Au cœur du paysage méridional de l’Afrique, la province de Cabo Delgado, au Mozambique, est en proie à un conflit depuis 2017. Les insurgés, principalement des militants islamistes, ont mené une campagne brutale, laissant la dévastation dans leur sillage. Ils ont exercé une pression immense sur les forces locales et internationales. Pourtant, au milieu de cette tourmente, une histoire de solidarité inattendue et de connexion historique émerge. Elle s’étend sur des décennies et parle de l’essence de l’unité africaine.
Le monde a remarqué pour la première fois l’implication du Rwanda au Mozambique en 2021, lorsque les troupes rwandaises sont arrivées à Cabo Delgado pour aider à réprimer l’insurrection. Pour beaucoup, il s’agissait d’un développement surprenant mais réconfortant. Il s’agissait d’un témoignage vivant de l’idée de ” solutions africaines aux problèmes africains”, un concept qui envisage que les nations africaines s’unissent pour relever leurs défis communs.

Le déploiement de personnel militaire par le Rwanda est un pas audacieux dans la bonne direction. Il reflète l’engagement du pays en faveur de la stabilité et de la sécurité régionales.
Mais ce n’était pas la première fois que des personnes d’origine rwandaise s’aventuraient au Mozambique pour aider leurs frères et sœurs. Pour vraiment apprécier la profondeur de ce lien, il faut se plonger dans l’histoire, et plus précisément dans la période du milieu des années 1970.
En 1976, alors que le Mozambique venait d’accéder à l’indépendance et était plongé dans ses propres conflits internes, un jeune Rwandais du nom de Fred Gisa Rwigyema se faisait un nom loin de son pays d’origine. Ce dernier, qui deviendra plus tard une figure importante de la lutte de libération du Rwanda, s’était rendu au Mozambique non pas en tant que soldat de sa propre nation, mais en tant que membre du Front pour le salut national (FRONASA), un groupe rebelle ougandais.

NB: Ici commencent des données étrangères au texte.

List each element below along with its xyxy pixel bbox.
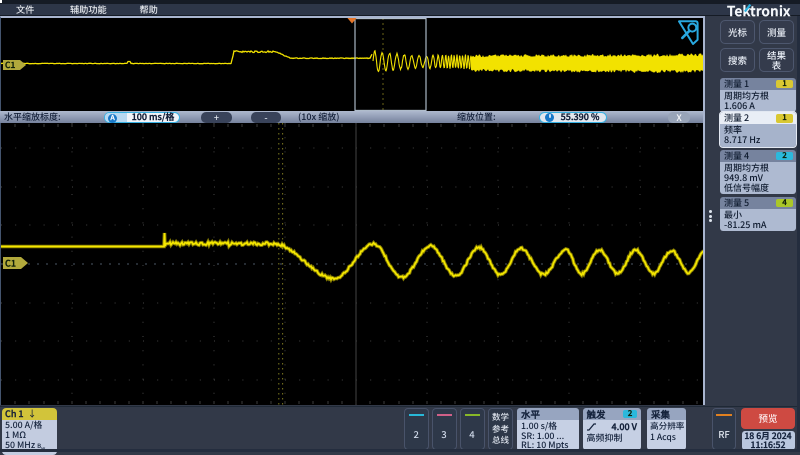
svg-text:C1: C1 — [5, 59, 15, 71]
svg-text:C1: C1 — [5, 257, 16, 270]
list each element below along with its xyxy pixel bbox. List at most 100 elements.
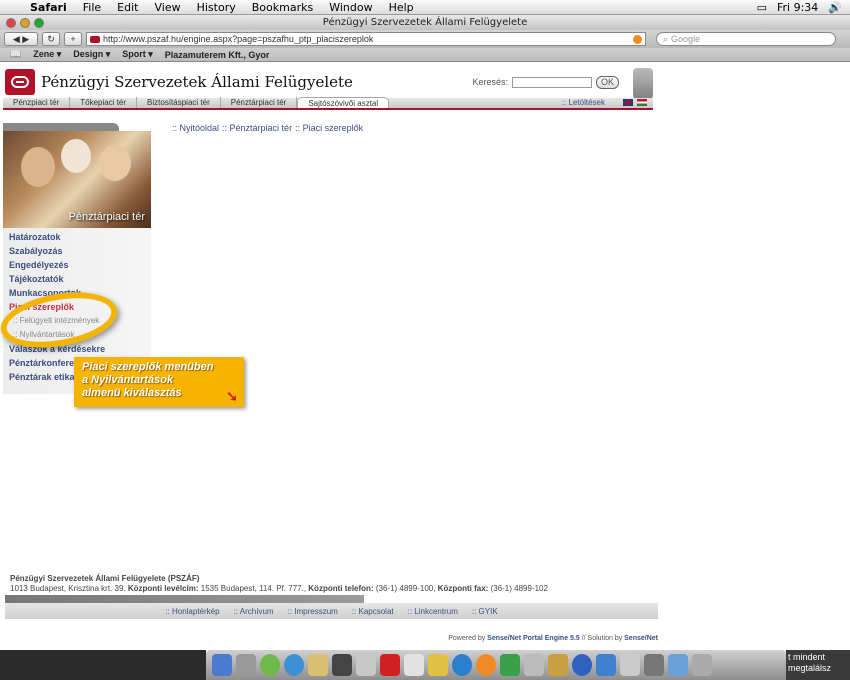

FRONASA, dirigé par Yoweri Museveni, recherchait une formation et un soutien pour lutter contre les régimes oppressifs en Ouganda. Le gouvernement mozambicain, dirigé par Samora Machel, leur a fourni la formation nécessaire dans la région de Montepuez, à Cabo Delgado. Rwigyema, ainsi que d’autres combattants, a suivi un entraînement rigoureux qui a façonné son avenir en tant que chef militaire. Cette formation au Mozambique ne visait pas seulement à acquérir des compétences en matière de combat, mais aussi à forger des liens de camaraderie et de solidarité entre les mouvements de libération africains.
L’engagement de Rwigyema au Mozambique s’inscrivait dans le cadre d’une lutte plus large pour la justice et la liberté sur tout le continent. Après sa formation au Mozambique, il a joué un rôle important dans l’Armée de résistance nationale (NRA) de l’Ouganda et, plus tard, dans le Front patriotique rwandais (FPR).
Le lien entre le Rwanda et le Mozambique est donc plus profond qu’une alliance militaire contemporaine. Il est enraciné dans une histoire commune de lutte et de solidarité. Lorsque le Rwanda a envoyé des troupes à Cabo Delgado en 2021, il ne s’agissait pas seulement d’une question de stratégie militaire, mais aussi de la poursuite d’un engagement historique visant à aider les autres Africains en cas de besoin.

Les efforts actuels du Rwanda au Mozambique témoignent de ce lien durable. Le déploiement de troupes rwandaises supplémentaires en 2024, alors que d’autres pays de la SADC se sont retirés, souligne cet engagement.
Alors que le monde évolue rapidement et que l’Afrique s’efforce de construire un continent plus intégré et plus sûr, les principes d’unité et de soutien mutuel restent primordiaux. Les actions du Rwanda reflètent une vision plus large de la solidarité et de l’autonomie africaines, faisant écho à la sagesse des dirigeants et des mouvements du passé.
L’engagement du Rwanda au Mozambique est plus qu’une simple réponse aux crises actuelles. C’est le reflet d’une tradition profondément ancrée qui veut que les nations africaines se soutiennent mutuellement face aux défis. Alors que nous nous tournons vers l’avenir, il sera essentiel d’adopter cet esprit de coopération et d’assistance mutuelle pour créer une Afrique plus sûre et plus prospère. Unie, l’Afrique peut forger un nouveau récit, celui de la paix, du progrès et de la communauté de destin.